Use Case
Water Resource Management Using OPENMORDM Data
P. Reed (Cornell) with G. Characklis (UNC Chapel Hill), K. Keller (Penn State), and B. Barker, P. Vaillancourt, B. Wineholt (Cornell CAC). Testing and evaluation of the MORDM framework will leverage a collective partnership between Reed and the water utilities from the North Carolina cities of Cary, Durham, Raleigh, and Chapel Hill
What?
- On-demand simulation of complex water resource management outcomes to achieve substantial beneficial environmental impact on municipalities across the country
Why Aristotle?
- Coarsely parallel computations started on demand
- Very large computations, ideal for transfer to AWS or other cloud, to make available to many municipalities
Accomplishments
- Built and tested Parallel Platypus software (the Python version of Open MORDM) with a VM, container, and container source (Docker file) developed by the Aristotle team for use as a virtual MPI cluster on Aristotle.
- Added Docker documentation to the Aristotle wiki.
- Containerized and published build scripts for the Lake Problem code and successfully ran it in MPI across multiple virtual machines using Docker; this will allow distributed scientific software to be executed faster at cloud scale, both in existing institutional cloud, XSEDE resources, and public provider clouds.
- Regenerated all published results for the multi-node MPI Lake Problem simulation which will serve as validation of our containerization methodology.
- Ran MPI between Docker containers on multiple VMs with the Lake Problem code on Aristotle and Jetstream.
- Tested the Open MORDM group MPI WaterPaths software in a Docker container on single and multiple VMs. The goal is to show that WaterPaths can be used in the cloud with a performance comparable to that under HPC.
- Successfully performed OpenMORDM WaterPaths production runs at scale using up to 224 CPU cores on 8 worker VMs organized into an on-demand cloud MPI cluster with Docker container-based software deployment.
- Developed Terraform and Ansible scripts for on-demand creation of OpenStack cluster VMs with Docker installed and provisioned a cluster-shared NFS storage server.
- Modified an existing Docker container to create a VM for initial tests with WaterPaths, which automatically clones and compiles WaterPaths and Borg and downloads all necessary data files.
- Ran standalone WaterPaths simulations and small-scale optimize runs with four MPI processes (one master and three slaves).
- Defined guidelines for our next steps, which will include timings and MPI profiling. The Aristotle team is currently working on (1) using the same size VM with 28 cores, setting up 3 Docker containers to use 8 cores each, (2) setting up a small cluster of 3 VMs, each with 8 cores, with a single Docker container on each that uses all 8 cores, (3) setting up a larger cluster of 8 VMs, each with 28 cores, with a single Docker container on each VM. The timings and MPI profiling will allow for at least two publications, one focused on WaterPaths and the other on the cloud itself.
Plans
- David Gold is continuing the work of Bernardo Trindade on MORDM and WaterPaths.
- Consider building on our initial scaling analysis for WaterPaths and using Aristotle to support our water supply infrastructure investment and portfolio management analysis.
- Use Aristotle to more fully evaluate the core steps of our workflow: (1) generate alternatives with multi-objective optimization, (2) ensemble Monte Carlo evaluation of candidate alternatives in a broader sampling of state-of-the-world, (3) elicit acceptable limits and requirements on the range of performance attained on key measures of performance, (4) global sensitivity analysis to discover what factor and scenarios cause system failures. The workflow can be tested on a range of broader case studies such as the Sedento Valley benchmarking system, North Carolina Research Triangle, and the Tampa Bay Water Authority.

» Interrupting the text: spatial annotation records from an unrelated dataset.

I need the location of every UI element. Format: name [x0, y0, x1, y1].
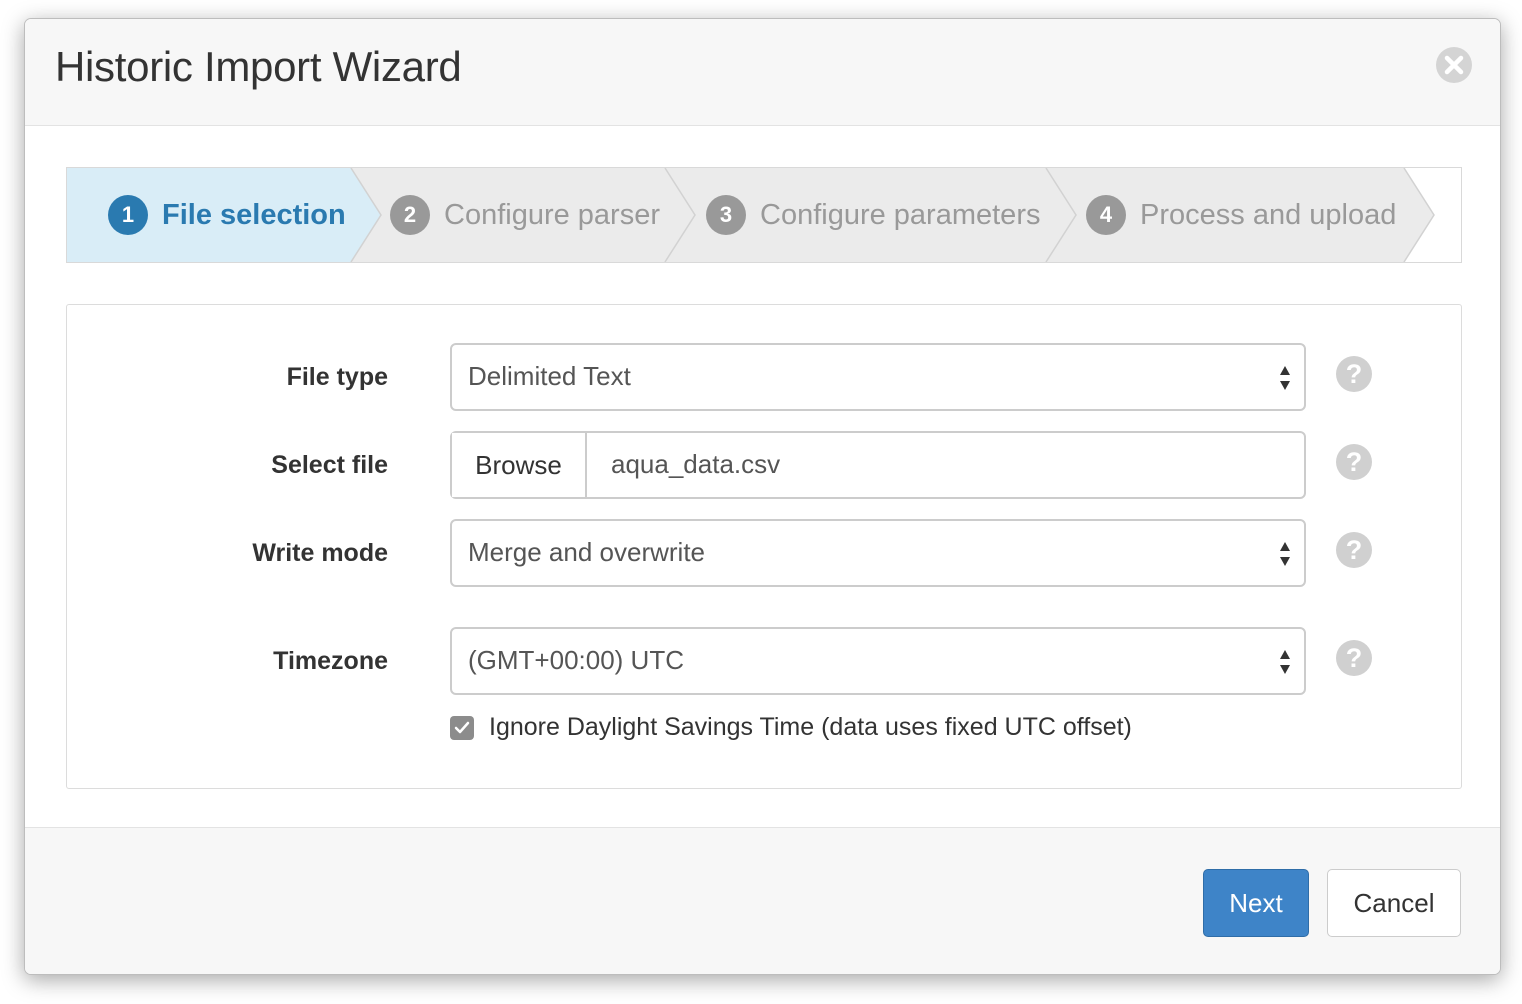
wizard-stepper: 1 File selection 2 Configure parser 3 Co… [66, 167, 1462, 263]
write-mode-label: Write mode [252, 539, 388, 567]
form-panel: File type Delimited Text ? Select file B… [66, 304, 1462, 789]
file-type-select[interactable]: Delimited Text [450, 343, 1306, 411]
timezone-select[interactable]: (GMT+00:00) UTC [450, 627, 1306, 695]
step-number-badge: 3 [706, 195, 746, 235]
close-icon [1444, 55, 1464, 75]
file-picker: Browse aqua_data.csv [450, 431, 1306, 499]
next-button[interactable]: Next [1203, 869, 1309, 937]
checkmark-icon [454, 721, 470, 733]
ignore-dst-checkbox[interactable] [450, 715, 474, 740]
write-mode-value: Merge and overwrite [468, 537, 705, 567]
step-number-badge: 4 [1086, 195, 1126, 235]
step-label: Configure parser [444, 198, 660, 231]
step-label: Process and upload [1140, 198, 1397, 231]
step-configure-parser[interactable]: 2 Configure parser [390, 168, 660, 262]
select-arrows-icon [1280, 650, 1290, 674]
step-file-selection[interactable]: 1 File selection [108, 168, 346, 262]
cancel-button[interactable]: Cancel [1327, 869, 1461, 937]
step-number-badge: 2 [390, 195, 430, 235]
file-type-value: Delimited Text [468, 361, 631, 391]
ignore-dst-row: Ignore Daylight Savings Time (data uses … [450, 713, 1132, 742]
select-arrows-icon [1280, 366, 1290, 390]
step-process-and-upload[interactable]: 4 Process and upload [1086, 168, 1396, 262]
browse-button[interactable]: Browse [452, 433, 587, 497]
dialog-title: Historic Import Wizard [55, 43, 462, 90]
selected-file-name[interactable]: aqua_data.csv [611, 449, 780, 480]
step-label: File selection [162, 198, 346, 231]
import-wizard-dialog: Historic Import Wizard 1 File selection … [24, 18, 1501, 975]
select-file-label: Select file [271, 451, 388, 479]
select-file-help-icon[interactable]: ? [1336, 444, 1372, 480]
step-configure-parameters[interactable]: 3 Configure parameters [706, 168, 1040, 262]
ignore-dst-label[interactable]: Ignore Daylight Savings Time (data uses … [489, 713, 1132, 742]
dialog-footer: Next Cancel [25, 827, 1500, 974]
dialog-header: Historic Import Wizard [25, 19, 1500, 126]
write-mode-help-icon[interactable]: ? [1336, 532, 1372, 568]
select-arrows-icon [1280, 542, 1290, 566]
file-type-label: File type [286, 363, 388, 391]
timezone-label: Timezone [273, 647, 388, 675]
timezone-value: (GMT+00:00) UTC [468, 645, 684, 675]
step-label: Configure parameters [760, 198, 1041, 231]
step-number-badge: 1 [108, 195, 148, 235]
write-mode-select[interactable]: Merge and overwrite [450, 519, 1306, 587]
timezone-help-icon[interactable]: ? [1336, 640, 1372, 676]
file-type-help-icon[interactable]: ? [1336, 356, 1372, 392]
close-button[interactable] [1436, 47, 1472, 83]
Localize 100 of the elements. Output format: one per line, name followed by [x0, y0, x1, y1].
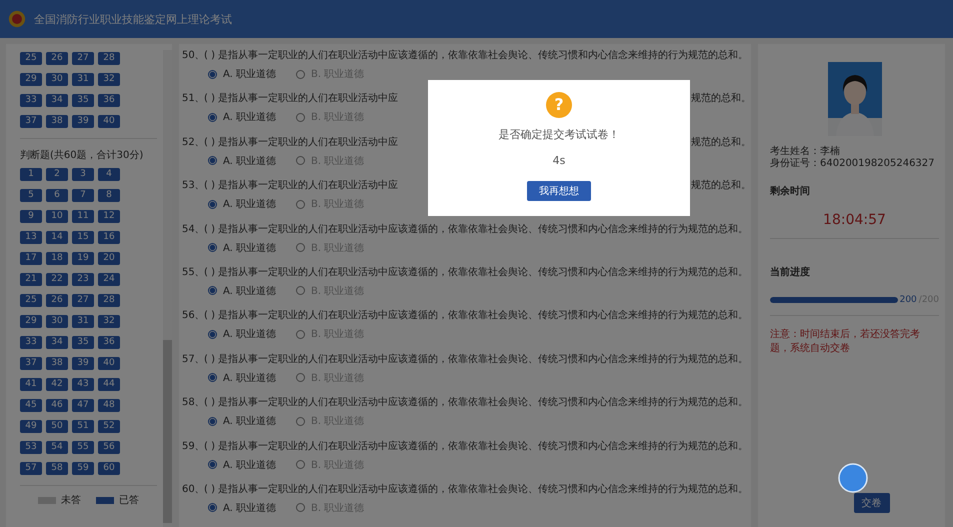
question-number-button[interactable]: 6	[46, 189, 68, 202]
radio-button[interactable]	[208, 416, 217, 426]
question-number-button[interactable]: 37	[20, 115, 42, 128]
radio-button[interactable]	[208, 330, 217, 339]
option-label[interactable]: A. 职业道德	[223, 67, 276, 81]
question-number-button[interactable]: 16	[98, 231, 120, 244]
question-number-button[interactable]: 27	[72, 294, 94, 307]
question-number-button[interactable]: 45	[20, 399, 42, 412]
question-number-button[interactable]: 9	[20, 210, 42, 223]
question-number-button[interactable]: 2	[46, 168, 68, 181]
reconsider-button[interactable]: 我再想想	[527, 181, 591, 201]
option-label[interactable]: A. 职业道德	[223, 500, 276, 515]
radio-button[interactable]	[296, 243, 306, 252]
question-number-button[interactable]: 40	[98, 357, 120, 370]
option-label[interactable]: A. 职业道德	[223, 327, 276, 342]
radio-button[interactable]	[208, 70, 217, 78]
question-number-button[interactable]: 1	[20, 168, 42, 181]
question-number-button[interactable]: 47	[72, 399, 94, 412]
question-number-button[interactable]: 33	[20, 336, 42, 349]
question-number-button[interactable]: 28	[98, 52, 120, 65]
question-number-button[interactable]: 14	[46, 231, 68, 244]
question-number-button[interactable]: 10	[46, 210, 68, 223]
question-number-button[interactable]: 33	[20, 94, 42, 107]
option-label[interactable]: A. 职业道德	[223, 284, 276, 298]
question-number-button[interactable]: 42	[46, 378, 68, 391]
question-number-button[interactable]: 36	[98, 94, 120, 107]
question-number-button[interactable]: 36	[98, 336, 120, 349]
question-number-button[interactable]: 52	[98, 420, 120, 433]
question-number-button[interactable]: 30	[46, 315, 68, 328]
question-number-button[interactable]: 50	[46, 420, 68, 433]
question-number-button[interactable]: 25	[20, 52, 42, 65]
question-number-button[interactable]: 21	[20, 273, 42, 286]
radio-button[interactable]	[296, 156, 306, 166]
question-number-button[interactable]: 27	[72, 52, 94, 65]
question-number-button[interactable]: 57	[20, 462, 42, 475]
question-number-button[interactable]: 30	[46, 73, 68, 86]
option-label[interactable]: A. 职业道德	[223, 110, 276, 124]
radio-button[interactable]	[296, 416, 306, 426]
question-number-button[interactable]: 31	[72, 315, 94, 328]
question-number-button[interactable]: 3	[72, 168, 94, 181]
question-number-button[interactable]: 31	[72, 73, 94, 86]
question-number-button[interactable]: 28	[98, 294, 120, 307]
option-label[interactable]: A. 职业道德	[223, 240, 276, 255]
question-number-button[interactable]: 35	[72, 94, 94, 107]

- Developed 3 new collaborations that wish to leverage Aristotle infrastructure, tools and techniques: (1) Woods Hole Oceanographic Institute and UCSB Marine Sciences plan to study forest dynamics by fusing and analyzing remote sensing data from the seabed and atmosphere off the coast of CA, (2) DOE researchers are building ground-based cloud observation networks to study cloud formation and lifecycle dynamics and will use Aristotle artifacts to deploy two new observation networks at Sedgwick and Long Island, (3) the Math Dept. at Cal State Long Beach will use Aristotle science team expertise in using, maintaining, and scaling clouds to automate and scale its calculus curriculum.